Quanto a autores, a lista é vasta. Agostinho (354-430) e a fundamental pergunta se temos ou não livre-arbítrio depois da queda e do pecado original, ou se, desde então, nos arrastamos no mundo sob a égide de compulsões como orgulho, luxúria, busca por poder e por aí vai. Quem tentar provar essa tese como falsa, provavelmente, acabará mentindo ou passando atestado de dano cognitivo.

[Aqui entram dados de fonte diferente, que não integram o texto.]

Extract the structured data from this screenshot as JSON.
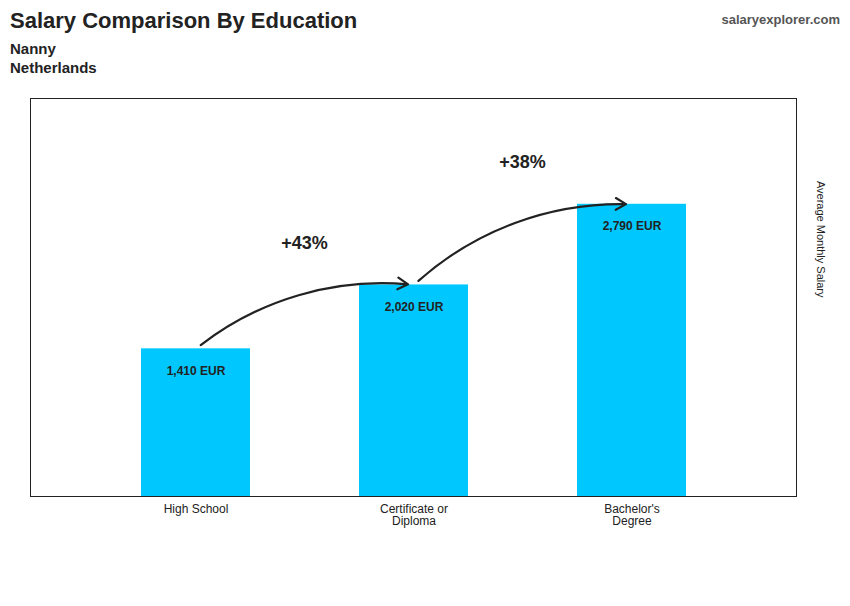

O liberalismo humanista descendente de gente peso pesado como John Locke, no século 17, criará quase uma religião centrada na ideia de que, agindo de forma livre e racional —Kant, no século 18, tem seu lugar nessa linhagem do mito da autonomia moral humana—, progredimos para estágios superiores de comportamento político e moral. Passamos da tolerância religiosa de Locke para a liberdade individual absoluta de consumo, penso, como um dos mitos típicos da modernidade.